In times like this, we need policy that leads with the heart and forges a clear path forward.
Nearly 90 years ago, Franklin D. Roosevelt also understood this instinctively. Confined to a wheelchair and running for the White House as unemployment reached 25 percent, Roosevelt flew in a small, 12-person plane from Albany to Chicago to accept the Democratic nomination. In an age when only a few thousand Americans flew every year, and nominees did not attend conventions, Roosevelt’s decision manufactured real drama.
After approaching the convention dais by leaning against his son, FDR held his full weight with one hand clutching a railing just behind the podium; his legs, in braces, were hidden from view as he addressed the delegates.
His speech is now most famous for its last lines:
I pledge you, I pledge myself, to a new deal for the American people. Let us all here assembled constitute ourselves prophets of a new order of competence and of courage. This is more than a political campaign; it is a call to arms. Give me your help, not to win votes alone, but to win in this crusade to restore America to its own people.
Roosevelt matched that values argument with a plan to put Americans to work: “public works as a further emergency means of stimulating employment, and the issuance of bonds to pay for such public works.” And there was plenty of work to do, particularly on the tens of millions of acres of abandoned lands, “now growing up in worthless brush,” which could be restored by the millions of Americans without jobs. The plan would be self-sustaining, financed by public debt because the “growth of tremendous crops will provide adequate security for the investment.”
On that 1932 evening, Roosevelt made some pledges that he would later rescind because they were wrong. Running as a balanced-budget candidate, he cautioned against taxes that supported “unnecessary functions of government.” Once in office, though, Roosevelt learned the necessity of visionary investment, and he oversaw both increased debt financing and higher taxes on the wealthy. (The expansion of government in the Roosevelt administration was more than paid for by the growth in GDP overall.)

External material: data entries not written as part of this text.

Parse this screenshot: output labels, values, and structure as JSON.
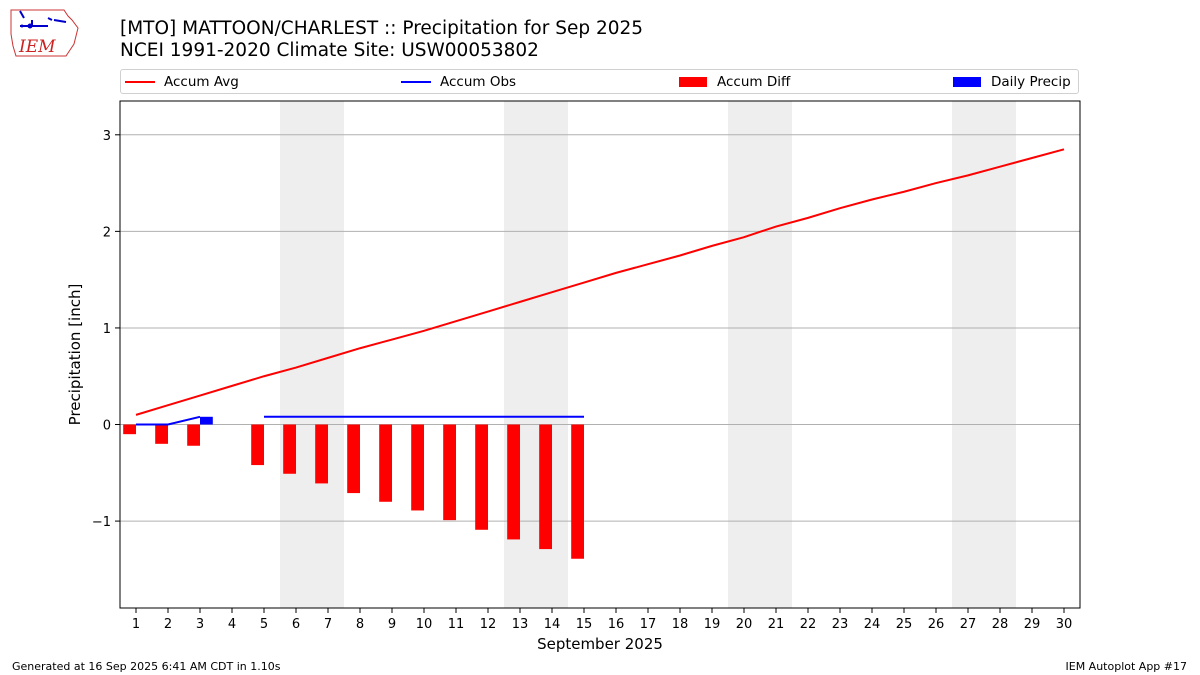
{
  "header": {
    "title": "[MTO] MATTOON/CHARLEST :: Precipitation for Sep 2025",
    "subtitle": "NCEI 1991-2020 Climate Site: USW00053802"
  },
  "logo": {
    "text": "IEM",
    "icon": "iem-iowa-logo"
  },
  "legend": [
    {
      "label": "Accum Avg",
      "kind": "line",
      "color": "#ff0000"
    },
    {
      "label": "Accum Obs",
      "kind": "line",
      "color": "#0000ff"
    },
    {
      "label": "Accum Diff",
      "kind": "box",
      "color": "#ff0000"
    },
    {
      "label": "Daily Precip",
      "kind": "box",
      "color": "#0000ff"
    }
  ],
  "footer": {
    "left": "Generated at 16 Sep 2025 6:41 AM CDT in 1.10s",
    "right": "IEM Autoplot App #17"
  },
  "chart_data": {
    "type": "bar",
    "xlabel": "September 2025",
    "ylabel": "Precipitation [inch]",
    "xlim": [
      0.5,
      30.5
    ],
    "ylim": [
      -1.9,
      3.35
    ],
    "x_ticks": [
      1,
      2,
      3,
      4,
      5,
      6,
      7,
      8,
      9,
      10,
      11,
      12,
      13,
      14,
      15,
      16,
      17,
      18,
      19,
      20,
      21,
      22,
      23,
      24,
      25,
      26,
      27,
      28,
      29,
      30
    ],
    "y_ticks": [
      {
        "value": -1,
        "label": "−1"
      },
      {
        "value": 0,
        "label": "0"
      },
      {
        "value": 1,
        "label": "1"
      },
      {
        "value": 2,
        "label": "2"
      },
      {
        "value": 3,
        "label": "3"
      }
    ],
    "grid": "horizontal",
    "weekend_shading": [
      [
        5.5,
        7.5
      ],
      [
        12.5,
        14.5
      ],
      [
        19.5,
        21.5
      ],
      [
        26.5,
        28.5
      ]
    ],
    "series": [
      {
        "name": "Accum Avg",
        "type": "line",
        "color": "#ff0000",
        "x": [
          1,
          2,
          3,
          4,
          5,
          6,
          7,
          8,
          9,
          10,
          11,
          12,
          13,
          14,
          15,
          16,
          17,
          18,
          19,
          20,
          21,
          22,
          23,
          24,
          25,
          26,
          27,
          28,
          29,
          30
        ],
        "values": [
          0.1,
          0.2,
          0.3,
          0.4,
          0.5,
          0.59,
          0.69,
          0.79,
          0.88,
          0.97,
          1.07,
          1.17,
          1.27,
          1.37,
          1.47,
          1.57,
          1.66,
          1.75,
          1.85,
          1.94,
          2.05,
          2.14,
          2.24,
          2.33,
          2.41,
          2.5,
          2.58,
          2.67,
          2.76,
          2.85
        ]
      },
      {
        "name": "Accum Obs",
        "type": "line",
        "color": "#0000ff",
        "segments": [
          {
            "x": [
              1,
              2,
              3
            ],
            "values": [
              0,
              0,
              0.08
            ]
          },
          {
            "x": [
              5,
              6,
              7,
              8,
              9,
              10,
              11,
              12,
              13,
              14,
              15
            ],
            "values": [
              0.08,
              0.08,
              0.08,
              0.08,
              0.08,
              0.08,
              0.08,
              0.08,
              0.08,
              0.08,
              0.08
            ]
          }
        ]
      },
      {
        "name": "Accum Diff",
        "type": "bar",
        "color": "#ff0000",
        "x": [
          1,
          2,
          3,
          5,
          6,
          7,
          8,
          9,
          10,
          11,
          12,
          13,
          14,
          15
        ],
        "values": [
          -0.1,
          -0.2,
          -0.22,
          -0.42,
          -0.51,
          -0.61,
          -0.71,
          -0.8,
          -0.89,
          -0.99,
          -1.09,
          -1.19,
          -1.29,
          -1.39
        ]
      },
      {
        "name": "Daily Precip",
        "type": "bar",
        "color": "#0000ff",
        "x": [
          3
        ],
        "values": [
          0.08
        ]
      }
    ]
  }
}
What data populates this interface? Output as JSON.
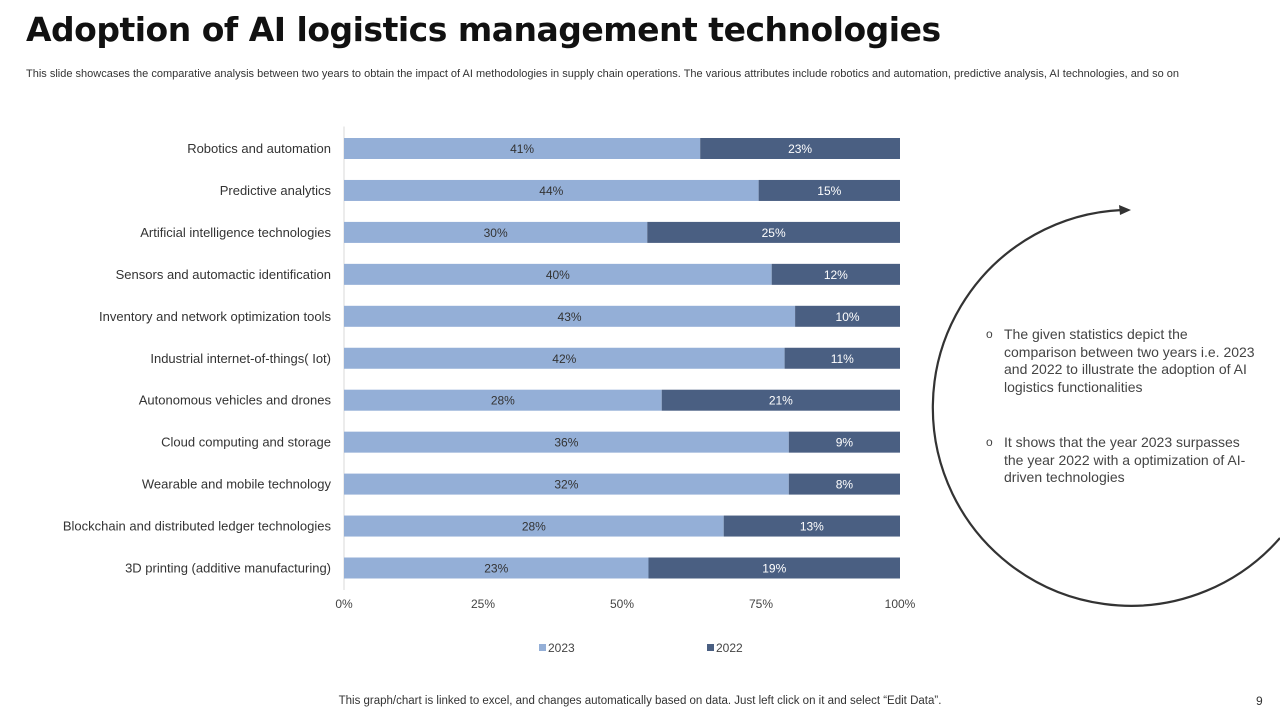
{
  "title": "Adoption of AI logistics management technologies",
  "subtitle": "This slide showcases the comparative analysis between two years to obtain the impact of AI methodologies in supply chain operations. The various attributes include robotics and automation, predictive analysis, AI technologies, and so on",
  "colors": {
    "series_2023": "#94afd7",
    "series_2022": "#4a5f82",
    "label_2023": "#333333",
    "label_2022": "#ffffff"
  },
  "chart_data": {
    "type": "bar",
    "orientation": "horizontal",
    "stacked": "percent",
    "title": "",
    "xlabel": "",
    "ylabel": "",
    "xlim": [
      0,
      100
    ],
    "categories": [
      "Robotics and automation",
      "Predictive analytics",
      "Artificial intelligence technologies",
      "Sensors and automactic identification",
      "Inventory and network optimization tools",
      "Industrial internet-of-things( Iot)",
      "Autonomous vehicles and drones",
      "Cloud computing and storage",
      "Wearable and mobile technology",
      "Blockchain and distributed ledger technologies",
      "3D printing (additive manufacturing)"
    ],
    "series": [
      {
        "name": "2023",
        "values": [
          41,
          44,
          30,
          40,
          43,
          42,
          28,
          36,
          32,
          28,
          23
        ]
      },
      {
        "name": "2022",
        "values": [
          23,
          15,
          25,
          12,
          10,
          11,
          21,
          9,
          8,
          13,
          19
        ]
      }
    ],
    "value_suffix": "%",
    "x_ticks": [
      "0%",
      "25%",
      "50%",
      "75%",
      "100%"
    ],
    "legend": {
      "placement": "bottom",
      "entries": [
        "2023",
        "2022"
      ]
    },
    "grid": false
  },
  "bullets": [
    "The given statistics depict the comparison between two years i.e. 2023 and 2022 to illustrate the adoption of AI logistics functionalities",
    "It shows that the year 2023 surpasses the year 2022 with a optimization of AI-driven technologies"
  ],
  "bullet_marker": "o",
  "footer": "This graph/chart is linked to excel,  and changes automatically based on data. Just left click on it and select “Edit Data”.",
  "page_number": "9"
}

As was clear from Joe Biden’s invocation of the New Deal last night, FDR remains an important example. His pledge to win back the soul of America for “the workers who keep this country going,” for those communities who suffer from “the injustice of the knee on the neck,” echoes Roosevelt’s people-first message.

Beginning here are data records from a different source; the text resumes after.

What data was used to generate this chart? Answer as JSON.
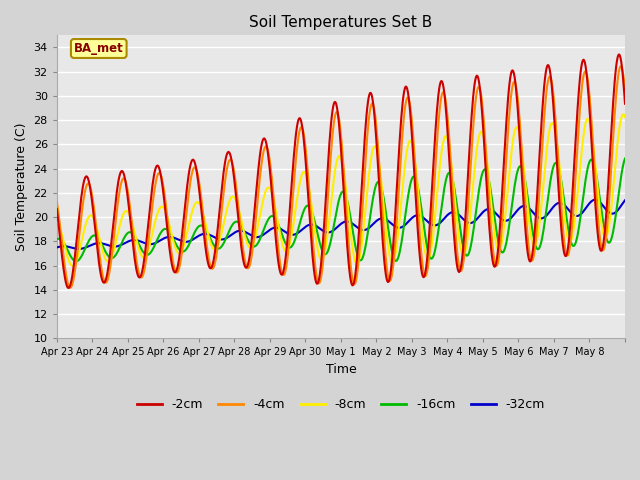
{
  "title": "Soil Temperatures Set B",
  "xlabel": "Time",
  "ylabel": "Soil Temperature (C)",
  "ylim": [
    10,
    35
  ],
  "yticks": [
    10,
    12,
    14,
    16,
    18,
    20,
    22,
    24,
    26,
    28,
    30,
    32,
    34
  ],
  "fig_facecolor": "#d4d4d4",
  "plot_facecolor": "#e8e8e8",
  "colors": {
    "-2cm": "#cc0000",
    "-4cm": "#ff8800",
    "-8cm": "#ffee00",
    "-16cm": "#00bb00",
    "-32cm": "#0000cc"
  },
  "annotation_text": "BA_met",
  "annotation_bg": "#ffff99",
  "annotation_border": "#aa8800",
  "annotation_text_color": "#880000",
  "x_tick_labels": [
    "Apr 23",
    "Apr 24",
    "Apr 25",
    "Apr 26",
    "Apr 27",
    "Apr 28",
    "Apr 29",
    "Apr 30",
    "May 1",
    "May 2",
    "May 3",
    "May 4",
    "May 5",
    "May 6",
    "May 7",
    "May 8"
  ],
  "num_days": 16,
  "points_per_day": 48
}
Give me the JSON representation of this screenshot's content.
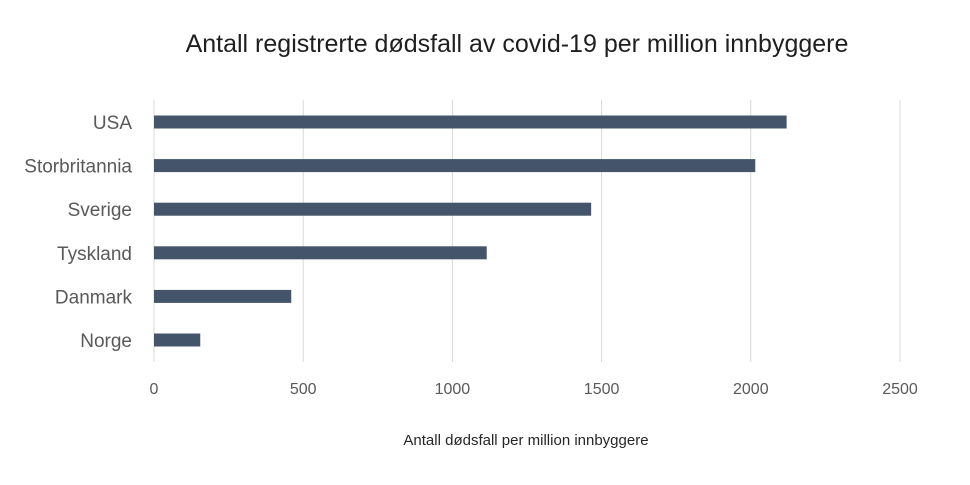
{
  "chart_data": {
    "type": "bar",
    "orientation": "horizontal",
    "title": "Antall registrerte dødsfall av covid-19 per million innbyggere",
    "xlabel": "Antall dødsfall per million innbyggere",
    "ylabel": "",
    "categories": [
      "USA",
      "Storbritannia",
      "Sverige",
      "Tyskland",
      "Danmark",
      "Norge"
    ],
    "values": [
      2120,
      2015,
      1465,
      1115,
      460,
      155
    ],
    "xlim": [
      0,
      2500
    ],
    "xticks": [
      0,
      500,
      1000,
      1500,
      2000,
      2500
    ],
    "xtick_labels": [
      "0",
      "500",
      "1000",
      "1500",
      "2000",
      "2500"
    ],
    "grid": true,
    "legend": "none",
    "colors": {
      "bar": "#44546a",
      "grid": "#d9d9d9",
      "text": "#595959",
      "title": "#1f1f1f"
    }
  }
}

FDR’s speech was policy-heavy. He spent a lot of time explaining economics for “you and I and the average man and woman.” His plans were ambitious: saving the entire system, putting millions back to work. In a few policy areas, Biden is proposing changes that could approach Rooseveltian scale, including his plans to rebuild domestic medical supply chains and, most importantly, invest significant public funds in decarbonizing the economy and fighting the climate crisis while creating jobs for a just transition. That increasing shift to more aggressive climate policies—prompted by education and pressure from activists—also parallels FDR’s political journey.
Given this movement, we can only hope that some of the Biden campaign’s cautions that their governance options will be limited because the “pantry is going to be bare” prove to be wrong. If Biden is to succeed, not just politically but substantively, he and his team must continue to adapt, as FDR did.
While the New Deal has maintained a lasting legacy in American politics, as demonstrated by its invocation last night, we must not forget those it failed: Black and brown Americans, especially women, who were excluded by laws and practices the New Deal left in place or built.
By leading with inclusion, utmost and intentionally by race, a True New Deal for the 21st century can actualize the optimism of the original. To meet that bar, Biden’s proposals must continue to evolve and seek to restructure systems that have always been broken for Black and brown Americans.
In the end, FDR listened to his brain trust and remade America. In so doing, he remade his own image as a frivolous charmer and created a structure for government that, though battered, endures today.
Eighty-eight years apart, Joe Biden’s and FDR’s convention speeches share an optimism too often missing from politics: that—with plenty of heart and muscle—we can make our way toward the light.